Garcinia Cambogia has gained popularity as weight loss supplement during recent years. The active ingredient in Garcinia Combogia is Hydroxycitric acid. This acts by competitively inhibiting the enzyme ATP citrate lyase, resulting in alteration of the synthesis of fatty acids, cholesterol and triglycerides. Hydroxycitric acid promotes fat oxidation, normalizes lipid profiles and lowers serum leptin levels in obese patients [1]. While benefits exist, the side effects are undefined. Instances of acute pancreatitis following herbal supplement use particularly Garcinia Cambogia are limited. Two literature reports have cited serious side effects secondary to use of Garcinia Cambogia. One case report of acute hepatitis induced by Garcinia Cambogia [2] and one case of acute necrotizing eosinophilic myocarditis in a patient taking Garcinia Cambogia [3] is found in the literature. To date this represents the first case of acute pancreatitis caused by ingestion of Garcinia Cambogia. Other herbal supplements have been reported causing acute pancreatitis.

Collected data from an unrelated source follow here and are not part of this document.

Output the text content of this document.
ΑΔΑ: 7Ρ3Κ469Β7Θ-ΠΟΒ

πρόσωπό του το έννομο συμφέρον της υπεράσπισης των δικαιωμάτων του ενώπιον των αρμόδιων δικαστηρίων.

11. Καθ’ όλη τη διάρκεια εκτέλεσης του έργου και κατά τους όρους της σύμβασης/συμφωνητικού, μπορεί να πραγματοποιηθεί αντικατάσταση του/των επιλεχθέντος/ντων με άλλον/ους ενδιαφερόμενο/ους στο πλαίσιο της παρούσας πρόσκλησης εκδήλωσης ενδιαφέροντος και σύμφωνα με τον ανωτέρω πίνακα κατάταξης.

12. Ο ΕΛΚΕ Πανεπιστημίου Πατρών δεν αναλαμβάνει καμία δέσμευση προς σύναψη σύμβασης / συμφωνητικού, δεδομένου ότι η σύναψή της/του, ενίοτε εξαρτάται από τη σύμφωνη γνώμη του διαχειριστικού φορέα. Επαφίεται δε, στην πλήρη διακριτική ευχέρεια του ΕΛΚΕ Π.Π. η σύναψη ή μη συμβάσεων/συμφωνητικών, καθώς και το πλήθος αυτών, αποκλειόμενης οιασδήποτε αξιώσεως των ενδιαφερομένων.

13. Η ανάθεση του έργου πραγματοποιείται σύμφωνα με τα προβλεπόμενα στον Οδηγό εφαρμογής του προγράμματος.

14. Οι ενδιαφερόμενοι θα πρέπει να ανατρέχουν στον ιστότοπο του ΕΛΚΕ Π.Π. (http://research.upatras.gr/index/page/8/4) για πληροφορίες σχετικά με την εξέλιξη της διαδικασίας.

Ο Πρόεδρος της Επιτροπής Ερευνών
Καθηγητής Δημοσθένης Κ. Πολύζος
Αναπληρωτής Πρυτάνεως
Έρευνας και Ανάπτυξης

A recent case demonstrated a link between an herbal supplement designed to enhance libido and acute pancreatitis in a previously healthy 28 year old female [4]. Several studies have shown a possible link between Garcinia Cambogia and oxidative stress.
It was observed by Kim et al. that supplementation with Garcinia Cambogia significantly up-regulated hepatic superoxide dismutase and glutathione peroxidase mRNA expression with concomitant increase in lipid peroxidation in the liver. This suggests an increase in antioxidant gene expression by Garcinia Cambogia as a compensatory response to increased oxidative stress [5]. Literature has established reactive oxygen species play an important role in the pathogenesis of acute pancreatitis. Specifically, increase in the rate of free radical generation mediated by lipid peroxidation can lead to oxidative damage secondary to oxidative stress [6]. Our case represents the first link between Garcinia Cambogia usage and pancreatic inflammation. We propose that this relationship could exist due to a possible increase in oxidative stress on the pancreas caused by the ingestion of Garcinia Cambogia. In our patient acute pancreatitis secondary to Garcinia Cambogia was made by exclusion. Given the temporal relationship between usage and disease onset a causative correlation was made between ingestion of the herbal supplement and acute pancreatitis. The full extent of the gastrointestinal side effects of this supplement is not yet elucidated and warrants further investigation.
We would like to thank and acknowledge Dr. Jay Nfonoyim for his continued support.
The authors declare that there are no conflicts of interest.